Recentemente fiz uma tradução em que a escritora francesa Jeanine Worms fala sobre sua amizade com Cioran, Beckett e Ionesco. De forma saborosa relata o início da convivência com esses ilustres senhores na época em que suas obras começavam a aparecer e a se tornarem conhecidas. Um dia caminhando pelo Bd. St. Germain, ela conta que parou diante de uma vitrine para observar um único livro exposto: A súmula da decomposição - Cioran. O autor era desconhecido. Entra na livraria, folheia e o compra. Diz ter devorado o livro na mesma noite. “Lírico, mas de implacável lucidez. Um estilo denso e vigoroso recheado de ímpetos balcânicos” diz Jeanine. É assim que um livro nos atrai, ele próprio nos acena e se apresenta para nós.

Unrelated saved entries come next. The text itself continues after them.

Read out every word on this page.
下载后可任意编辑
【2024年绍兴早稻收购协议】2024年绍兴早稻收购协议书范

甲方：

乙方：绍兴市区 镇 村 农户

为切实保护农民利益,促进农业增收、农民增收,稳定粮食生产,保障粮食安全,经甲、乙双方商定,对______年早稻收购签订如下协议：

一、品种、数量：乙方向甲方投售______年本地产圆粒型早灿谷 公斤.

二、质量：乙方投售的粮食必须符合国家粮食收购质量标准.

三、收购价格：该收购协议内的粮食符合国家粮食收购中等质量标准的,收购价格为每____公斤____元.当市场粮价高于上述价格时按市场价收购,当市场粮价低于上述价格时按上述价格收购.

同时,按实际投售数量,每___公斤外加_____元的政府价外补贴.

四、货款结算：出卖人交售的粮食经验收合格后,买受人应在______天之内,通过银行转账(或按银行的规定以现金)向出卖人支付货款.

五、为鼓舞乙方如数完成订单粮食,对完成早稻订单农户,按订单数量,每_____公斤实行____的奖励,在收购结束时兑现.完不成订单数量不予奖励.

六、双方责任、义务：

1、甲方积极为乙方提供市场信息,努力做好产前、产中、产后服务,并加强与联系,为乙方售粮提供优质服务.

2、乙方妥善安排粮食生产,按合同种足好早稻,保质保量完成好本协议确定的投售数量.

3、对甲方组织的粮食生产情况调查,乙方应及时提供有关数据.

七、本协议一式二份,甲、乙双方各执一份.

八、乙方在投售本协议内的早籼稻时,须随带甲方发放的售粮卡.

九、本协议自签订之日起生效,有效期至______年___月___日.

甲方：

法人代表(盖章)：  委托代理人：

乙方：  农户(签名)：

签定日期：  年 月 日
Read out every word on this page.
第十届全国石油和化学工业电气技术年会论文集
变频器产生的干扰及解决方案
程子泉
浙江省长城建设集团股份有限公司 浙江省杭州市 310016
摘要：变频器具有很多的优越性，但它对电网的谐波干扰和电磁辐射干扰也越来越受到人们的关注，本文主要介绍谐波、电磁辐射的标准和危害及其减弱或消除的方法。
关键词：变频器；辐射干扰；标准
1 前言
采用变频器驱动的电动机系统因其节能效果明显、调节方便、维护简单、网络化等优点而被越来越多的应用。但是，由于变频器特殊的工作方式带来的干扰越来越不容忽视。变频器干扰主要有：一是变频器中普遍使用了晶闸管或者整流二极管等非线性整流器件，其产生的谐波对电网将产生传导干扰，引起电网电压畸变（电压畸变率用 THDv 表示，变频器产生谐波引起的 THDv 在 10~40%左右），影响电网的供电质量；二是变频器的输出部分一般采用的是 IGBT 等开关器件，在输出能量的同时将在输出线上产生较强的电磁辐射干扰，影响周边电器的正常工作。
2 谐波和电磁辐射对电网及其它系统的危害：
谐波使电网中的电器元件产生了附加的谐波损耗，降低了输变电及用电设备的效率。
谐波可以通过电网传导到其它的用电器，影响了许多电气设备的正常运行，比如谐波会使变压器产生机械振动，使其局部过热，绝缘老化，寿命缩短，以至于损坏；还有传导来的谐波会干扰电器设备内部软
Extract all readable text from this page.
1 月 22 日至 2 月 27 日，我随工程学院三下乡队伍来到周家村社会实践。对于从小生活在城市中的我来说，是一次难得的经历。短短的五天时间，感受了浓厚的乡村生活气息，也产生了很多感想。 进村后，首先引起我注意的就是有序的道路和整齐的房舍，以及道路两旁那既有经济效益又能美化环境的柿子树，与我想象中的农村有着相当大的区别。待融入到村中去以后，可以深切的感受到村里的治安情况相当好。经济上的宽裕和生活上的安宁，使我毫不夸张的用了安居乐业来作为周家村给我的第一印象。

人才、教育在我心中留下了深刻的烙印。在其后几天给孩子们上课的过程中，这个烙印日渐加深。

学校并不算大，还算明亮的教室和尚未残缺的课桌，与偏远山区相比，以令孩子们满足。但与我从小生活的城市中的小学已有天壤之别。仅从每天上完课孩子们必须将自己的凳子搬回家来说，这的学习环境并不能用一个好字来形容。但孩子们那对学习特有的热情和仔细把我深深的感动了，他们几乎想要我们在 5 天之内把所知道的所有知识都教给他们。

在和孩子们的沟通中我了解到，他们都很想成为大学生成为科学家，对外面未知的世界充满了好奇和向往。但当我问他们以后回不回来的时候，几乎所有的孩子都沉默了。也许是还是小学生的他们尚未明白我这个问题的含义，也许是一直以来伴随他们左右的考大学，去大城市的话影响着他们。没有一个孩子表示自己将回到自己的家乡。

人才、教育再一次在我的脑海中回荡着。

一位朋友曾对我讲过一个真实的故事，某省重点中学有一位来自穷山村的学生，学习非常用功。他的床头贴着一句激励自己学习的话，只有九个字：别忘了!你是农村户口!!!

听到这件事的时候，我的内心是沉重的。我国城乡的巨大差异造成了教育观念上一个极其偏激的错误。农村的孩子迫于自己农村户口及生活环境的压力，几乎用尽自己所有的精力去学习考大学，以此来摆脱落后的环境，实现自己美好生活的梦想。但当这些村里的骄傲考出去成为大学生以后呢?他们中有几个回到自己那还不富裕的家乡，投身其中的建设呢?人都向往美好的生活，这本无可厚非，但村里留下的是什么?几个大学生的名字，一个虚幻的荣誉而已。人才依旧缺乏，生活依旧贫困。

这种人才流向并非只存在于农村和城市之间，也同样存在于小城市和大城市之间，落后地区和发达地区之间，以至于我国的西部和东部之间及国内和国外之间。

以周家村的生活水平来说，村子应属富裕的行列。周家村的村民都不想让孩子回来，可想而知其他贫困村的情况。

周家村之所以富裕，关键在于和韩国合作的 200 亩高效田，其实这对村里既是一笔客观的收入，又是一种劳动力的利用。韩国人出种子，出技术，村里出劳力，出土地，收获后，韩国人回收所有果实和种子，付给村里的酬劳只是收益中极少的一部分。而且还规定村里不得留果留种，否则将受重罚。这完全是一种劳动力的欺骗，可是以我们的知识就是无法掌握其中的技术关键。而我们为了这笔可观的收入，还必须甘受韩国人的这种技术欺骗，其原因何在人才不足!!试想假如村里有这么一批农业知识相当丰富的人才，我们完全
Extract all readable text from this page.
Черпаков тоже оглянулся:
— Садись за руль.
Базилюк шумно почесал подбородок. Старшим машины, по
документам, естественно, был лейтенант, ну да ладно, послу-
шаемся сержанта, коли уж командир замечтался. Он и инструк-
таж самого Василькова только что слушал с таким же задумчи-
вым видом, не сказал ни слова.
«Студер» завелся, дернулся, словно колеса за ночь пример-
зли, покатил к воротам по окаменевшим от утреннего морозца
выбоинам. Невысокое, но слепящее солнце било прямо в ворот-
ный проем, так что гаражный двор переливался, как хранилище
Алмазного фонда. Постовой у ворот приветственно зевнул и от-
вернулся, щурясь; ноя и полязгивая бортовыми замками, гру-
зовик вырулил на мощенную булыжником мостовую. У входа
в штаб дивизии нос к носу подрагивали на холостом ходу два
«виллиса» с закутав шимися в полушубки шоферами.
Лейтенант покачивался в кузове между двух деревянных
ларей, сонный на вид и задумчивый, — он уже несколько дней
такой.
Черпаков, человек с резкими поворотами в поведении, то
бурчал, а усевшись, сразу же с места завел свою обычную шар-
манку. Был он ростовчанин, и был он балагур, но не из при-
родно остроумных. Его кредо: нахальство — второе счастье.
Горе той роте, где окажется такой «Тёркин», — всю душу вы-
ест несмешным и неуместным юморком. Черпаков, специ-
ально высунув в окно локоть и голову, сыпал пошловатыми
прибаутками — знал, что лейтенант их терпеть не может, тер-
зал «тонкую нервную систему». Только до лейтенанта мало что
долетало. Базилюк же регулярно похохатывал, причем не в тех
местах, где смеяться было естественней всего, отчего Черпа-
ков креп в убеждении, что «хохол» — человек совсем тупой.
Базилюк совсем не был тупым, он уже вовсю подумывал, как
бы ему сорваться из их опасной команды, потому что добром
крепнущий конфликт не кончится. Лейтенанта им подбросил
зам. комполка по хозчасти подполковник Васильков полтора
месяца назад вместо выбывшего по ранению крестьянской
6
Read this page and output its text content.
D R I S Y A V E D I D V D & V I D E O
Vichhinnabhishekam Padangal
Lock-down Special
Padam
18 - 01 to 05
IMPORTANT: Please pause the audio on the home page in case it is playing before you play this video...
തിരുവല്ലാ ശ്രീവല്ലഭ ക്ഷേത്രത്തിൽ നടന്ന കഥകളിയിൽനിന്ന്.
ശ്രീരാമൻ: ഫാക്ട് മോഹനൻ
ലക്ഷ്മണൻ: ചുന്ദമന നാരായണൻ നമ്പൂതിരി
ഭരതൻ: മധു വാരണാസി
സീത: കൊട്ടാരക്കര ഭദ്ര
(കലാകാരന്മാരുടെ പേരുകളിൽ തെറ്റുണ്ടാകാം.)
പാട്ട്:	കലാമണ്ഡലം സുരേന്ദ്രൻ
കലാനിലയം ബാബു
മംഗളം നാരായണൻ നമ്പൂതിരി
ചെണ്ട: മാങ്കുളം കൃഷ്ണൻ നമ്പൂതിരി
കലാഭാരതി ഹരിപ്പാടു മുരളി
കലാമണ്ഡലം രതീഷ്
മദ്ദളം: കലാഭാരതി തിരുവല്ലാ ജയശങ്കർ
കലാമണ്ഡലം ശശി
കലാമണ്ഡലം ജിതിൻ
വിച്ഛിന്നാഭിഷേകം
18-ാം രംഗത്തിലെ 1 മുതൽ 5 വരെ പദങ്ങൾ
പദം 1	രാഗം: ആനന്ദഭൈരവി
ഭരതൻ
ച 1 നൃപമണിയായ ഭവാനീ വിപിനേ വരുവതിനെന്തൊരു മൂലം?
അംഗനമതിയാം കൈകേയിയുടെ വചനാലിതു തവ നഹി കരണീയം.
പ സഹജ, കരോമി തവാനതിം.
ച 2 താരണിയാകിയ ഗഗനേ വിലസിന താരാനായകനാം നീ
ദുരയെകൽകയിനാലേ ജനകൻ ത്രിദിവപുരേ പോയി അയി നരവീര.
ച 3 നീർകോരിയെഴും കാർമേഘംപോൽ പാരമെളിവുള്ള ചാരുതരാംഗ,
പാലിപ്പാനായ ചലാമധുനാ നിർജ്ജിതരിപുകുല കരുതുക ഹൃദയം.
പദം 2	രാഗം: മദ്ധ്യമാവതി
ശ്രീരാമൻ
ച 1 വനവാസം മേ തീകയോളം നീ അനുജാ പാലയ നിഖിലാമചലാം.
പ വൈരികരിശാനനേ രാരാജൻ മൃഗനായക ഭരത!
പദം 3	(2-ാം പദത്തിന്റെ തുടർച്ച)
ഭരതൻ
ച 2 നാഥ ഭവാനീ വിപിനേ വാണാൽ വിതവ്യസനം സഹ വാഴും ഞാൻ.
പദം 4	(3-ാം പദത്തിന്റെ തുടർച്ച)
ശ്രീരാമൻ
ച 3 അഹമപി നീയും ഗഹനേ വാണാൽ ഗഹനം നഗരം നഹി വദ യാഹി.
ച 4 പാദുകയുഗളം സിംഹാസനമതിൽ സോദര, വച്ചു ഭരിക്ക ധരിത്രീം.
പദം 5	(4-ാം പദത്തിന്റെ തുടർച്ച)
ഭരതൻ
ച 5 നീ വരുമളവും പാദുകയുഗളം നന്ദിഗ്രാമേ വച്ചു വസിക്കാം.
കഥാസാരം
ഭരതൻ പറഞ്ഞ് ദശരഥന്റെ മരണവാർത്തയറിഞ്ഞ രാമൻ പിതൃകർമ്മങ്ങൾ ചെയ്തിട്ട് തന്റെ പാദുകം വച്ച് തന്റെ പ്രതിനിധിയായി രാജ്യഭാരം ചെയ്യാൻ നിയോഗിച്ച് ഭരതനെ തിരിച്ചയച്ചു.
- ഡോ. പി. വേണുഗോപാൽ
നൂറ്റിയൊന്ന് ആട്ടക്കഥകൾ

Foi assim que me chamou atenção o livro Para entender uma fotografia, de John Berger. Ao examinar as fotografias do húngaro André Kertész, publicadas com o título Sobre leituras, o autor britânico nos oferece uma divertida e lúdica visão da leitura:
“As páginas contam uma história, o deslocamento torna-se uma jornada e as páginas tornam-se um veículo, um meio de transporte. Não obstante, quando lemos mantemos as páginas bem imóveis. Há uma tensão entre o gesto manual e a viagem. Os que primeiro leram Homero voaram para Troia. Kertész, foto após foto, nos faz lembrar isso. Vemos leitores se agarrando às páginas que estão decolando no ar, ou que acabaram de pousar. O volátil ato de ler. Podemos ver isso nos gestos e no corpo de qualquer um que esteja lendo.”
Em uma biblioteca as vozes se confundem em histórias do passado e do presente. O silêncio reinante reflete um sussurro. Há momentos em que me vem lentamente um tipo de monólogo interior para o qual acorrem vozes de personagens e de autores. Como a de Roberto Bolaño, em seu Noturno do Chile, quando o personagem do jovem envelhecido vai visitar a biblioteca do grande crítico literário, seu amigo já morto, que “de alguma maneira misteriosa a biblioteca encarnava a ausência e a presença do crítico Farewell".
E ele então, pergunta “ao seu espírito por que havia acontecido com eles o que afinal havia acontecido. Sem resposta, aproxima-se de uma estante e toca com a ponta dos dedos nas lombadas dos livros.”Quando um autor consegue com poucas palavras criar uma imagem pungente da angústia, todo o seu ser está contido ali, toda humanidade está presente. E assim, outros virão e se espelharão em Bolaño e a partir dele, continuarão a cerzir a mesma história sem fim de homens e mulheres, de sua cultura e dos seus mundos. As bibliotecas parecem guardar seus segredos e sabedoria para tempos futuros, quando já não estaremos aqui, nem seus autores parecem conhecer o todo contido em suas próprias palavras. Estas, estão sempre grávidas de sentidos futuros. E assim me vem a voz de Philippe Sollers:
“Ler é saber do que falam as entrelinhas, as reticências, o não dito, as alusões, as afirmações pelas ausências. É conhecer textos anteriores, é ter lido mais, conhecer a história, os personagens históricos, suas falas e seus atos. É ter se interessado pelo seu tempo e o de outros séculos. Ler exige mais que apenas o texto presente, há um outro anterior que o influencia, ou o nega, ou instiga, pergunta, provoca; a escrita é sempre continuação. Um texto jamais é único. É intertexto, rede, trama, tecido.”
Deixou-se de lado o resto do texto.